IWC and Breitling are often competing to be the number one pilot’s timepiece. But with Breitling steering towards electronic and ocean-oriented models as of late, IWC has the opportunity to fully spread its pilot wings. The brand is certainly taking advantage of this opportunity with their new Pilot’s Timezoner Chronograph model, which features an in-house 89760 movement, connected bezel system, and an intriguing alternative to the standard GMT chronograph design. Quite unconventionally, the bezel is used to adjust both the local and 24 hour hands, which in turn determines which time zone is being measured. It might take some getting used to, but we appreciate IWC’s innovative attitude.
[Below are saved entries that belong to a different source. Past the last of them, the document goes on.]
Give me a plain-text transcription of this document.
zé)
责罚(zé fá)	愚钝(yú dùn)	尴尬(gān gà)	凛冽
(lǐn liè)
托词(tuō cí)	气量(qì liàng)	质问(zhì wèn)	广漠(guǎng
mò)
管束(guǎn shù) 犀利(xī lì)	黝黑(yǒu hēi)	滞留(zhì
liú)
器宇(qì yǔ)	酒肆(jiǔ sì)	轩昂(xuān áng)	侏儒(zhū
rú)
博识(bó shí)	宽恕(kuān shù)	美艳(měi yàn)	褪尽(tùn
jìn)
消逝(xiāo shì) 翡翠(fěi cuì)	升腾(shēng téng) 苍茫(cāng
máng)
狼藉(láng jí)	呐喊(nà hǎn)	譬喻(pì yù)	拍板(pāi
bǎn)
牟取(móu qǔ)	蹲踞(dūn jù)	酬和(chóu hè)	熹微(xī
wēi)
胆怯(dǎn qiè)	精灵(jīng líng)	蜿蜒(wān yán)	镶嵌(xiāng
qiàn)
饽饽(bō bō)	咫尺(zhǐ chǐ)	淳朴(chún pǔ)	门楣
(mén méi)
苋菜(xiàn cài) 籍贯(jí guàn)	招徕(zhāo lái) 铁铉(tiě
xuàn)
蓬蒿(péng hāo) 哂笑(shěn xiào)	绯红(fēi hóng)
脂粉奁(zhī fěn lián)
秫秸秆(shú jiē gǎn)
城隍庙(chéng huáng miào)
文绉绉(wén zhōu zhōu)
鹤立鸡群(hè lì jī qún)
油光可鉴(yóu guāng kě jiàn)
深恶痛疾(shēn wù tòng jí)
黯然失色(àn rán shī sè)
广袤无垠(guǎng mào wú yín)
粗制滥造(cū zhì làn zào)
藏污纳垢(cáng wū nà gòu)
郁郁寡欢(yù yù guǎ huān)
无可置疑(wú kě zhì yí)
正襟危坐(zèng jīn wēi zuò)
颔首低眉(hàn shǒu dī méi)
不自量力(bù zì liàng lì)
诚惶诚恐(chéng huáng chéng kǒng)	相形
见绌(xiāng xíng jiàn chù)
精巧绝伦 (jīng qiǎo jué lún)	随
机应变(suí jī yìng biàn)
Panerai has a brilliant way of sticking to their classic formula while making the most subtle, oh-so-sweet changes. Smaller models have been a big request for Panerai recently, and they have now kindly responded. With a 42mm stainless steel case, classic design and the in-house P.4000 movement, this watch is a crowd-pleaser. Grab this one while you can, as it is likely to vanish as quickly as it is released.
Aside from the Nicolas Riussec and Villeret collections, MontBlanc has a tendency to manufacture minimalist movements. This has allowed them to sell top-quality watches prolifically at more affordable price points. This new release is a testament to this objective. Retailing at $10,450, the new Heritage Chronometer Annual Calendar Chronograph is one of MontBlanc’s finest pieces in recent time that doesn’t require you to refinance your home. The chronometer certification, annual calendar and pointer moonphase features combine to make a perfectly elegant, complicated, affordable watch that many have been waiting a long time for.
You might ask: why is Baume so high on this list? It’s because the sequel to Baume et Mercier’s hottest piece of 2015 has arrived. The Shelby Cobra collection is Baume’s new appeal to the younger crowd, and the limited edition status has everyone climbing over each another to get their hands on one of these bad boys. As the title suggests, only 1963 of these pieces are set to be produced. Although the retail has not been released yet, you shouldn’t expect it to jump up too much higher than it’s predecessor’s retail of $4450. With a relatively simplistic movement design and no chronometer certification, this watch is no milestone in horology… But it’s the perfect companion for cruising the city on a Friday night in your convertible ‘vette.